Makes sense. “Now why’d you really come?” I add.
“I just told you—”
“No. You didn’t do this for some karmic payback, or even for some casework. You may be a fellow archivist and even a friend, but first and foremost, you’re a Secret Service employee. Job one is reporting suspicious activity. So for you to be here with no backup, no one to
help you, and no cover in case this all blows up and you’re suddenly the one knee-deep in manure…? You could’ve called in a supervisor and watched it play out from your office. Try again, Mina. A real answer this time. Why. Are. You. Here. With. Me?”
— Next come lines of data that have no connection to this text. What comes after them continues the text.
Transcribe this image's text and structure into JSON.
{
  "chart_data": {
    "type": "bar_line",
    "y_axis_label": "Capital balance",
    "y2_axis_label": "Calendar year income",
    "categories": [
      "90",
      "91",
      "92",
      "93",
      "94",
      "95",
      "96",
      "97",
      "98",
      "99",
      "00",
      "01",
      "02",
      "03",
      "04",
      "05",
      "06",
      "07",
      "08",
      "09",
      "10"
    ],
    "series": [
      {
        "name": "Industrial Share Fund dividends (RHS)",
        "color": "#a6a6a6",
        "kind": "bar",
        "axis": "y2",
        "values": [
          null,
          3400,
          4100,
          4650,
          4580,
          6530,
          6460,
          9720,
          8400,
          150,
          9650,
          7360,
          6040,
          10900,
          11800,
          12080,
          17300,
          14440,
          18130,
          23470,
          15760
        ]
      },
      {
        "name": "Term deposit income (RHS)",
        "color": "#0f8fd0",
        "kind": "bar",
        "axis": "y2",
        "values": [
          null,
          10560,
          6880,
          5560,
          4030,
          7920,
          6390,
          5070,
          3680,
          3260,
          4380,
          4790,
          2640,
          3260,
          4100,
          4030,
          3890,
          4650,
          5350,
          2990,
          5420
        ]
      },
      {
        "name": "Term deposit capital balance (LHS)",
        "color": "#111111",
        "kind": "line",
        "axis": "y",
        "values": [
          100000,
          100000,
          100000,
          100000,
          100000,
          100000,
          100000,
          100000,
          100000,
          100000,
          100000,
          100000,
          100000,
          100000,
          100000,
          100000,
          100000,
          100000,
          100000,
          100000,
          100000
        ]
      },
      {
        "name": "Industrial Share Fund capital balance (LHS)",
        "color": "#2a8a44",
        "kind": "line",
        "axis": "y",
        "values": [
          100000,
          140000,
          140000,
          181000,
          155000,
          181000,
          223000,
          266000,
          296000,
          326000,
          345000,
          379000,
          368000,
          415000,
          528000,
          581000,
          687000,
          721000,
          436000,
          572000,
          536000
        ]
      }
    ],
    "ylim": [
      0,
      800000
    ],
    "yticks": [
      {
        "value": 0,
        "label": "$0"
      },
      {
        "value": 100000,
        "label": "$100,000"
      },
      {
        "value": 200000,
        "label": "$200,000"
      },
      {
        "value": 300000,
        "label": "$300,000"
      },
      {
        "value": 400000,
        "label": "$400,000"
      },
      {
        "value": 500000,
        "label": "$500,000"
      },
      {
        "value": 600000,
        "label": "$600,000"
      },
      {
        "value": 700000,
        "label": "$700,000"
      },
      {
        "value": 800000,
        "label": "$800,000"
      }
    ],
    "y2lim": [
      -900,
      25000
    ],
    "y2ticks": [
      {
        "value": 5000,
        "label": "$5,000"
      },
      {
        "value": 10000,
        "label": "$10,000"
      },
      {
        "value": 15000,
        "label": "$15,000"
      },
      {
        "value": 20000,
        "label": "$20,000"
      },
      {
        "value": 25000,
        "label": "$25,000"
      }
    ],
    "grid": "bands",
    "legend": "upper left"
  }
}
Across the pullout desk, Mina stands up straight. With the jet’s low ceiling, she’s too tall. She lowers her chin toward her chest. Her voice is barely a whisper. “I don’t know.”
Her words, packed with a far-too-familiar loneliness, catch even her off guard. I stay right where I am. There’s something about this girl. This stubborn, unstoppable girl. I know she loves the past as much as I do. But unlike me, when it comes to her personal history, she’s figured out a way to embrace it…and draw strength from it. It’s the only way to reach the future. “I’m glad you’re here,” I tell her.
“So am I,” she agrees.
I can’t help but grin.
“Beecher, now would be a good time to kiss me.”
“I was about to.”
“Sure y—”
I flip up the table, sending the map and my shoes catapulting across the cabin. She’s a good two inches taller than me. It excites me even more.
My fingers slide to the nape of her neck. I pull her toward me, kissing her hard as our tongues find each other. She tastes warm and somehow familiar.
There’s no such thing as a perfect kiss. But this one’s definitely in the running.
“Mm,” she murmurs, catching her breath. She plants a soft kiss on my cheek and whispers three words into my ear: “Do that again.”
I’m facing the front of the plane, Mina’s facing the back. With the momentum of the jet, she’s closer than ever, pressing hard against me. Her body’s so strong, her muscles are tensed. She’s a thoroughbred.
“This’s the reason you wanted the private jet, isn’t it?” she whispers, her lips vibrating against mine.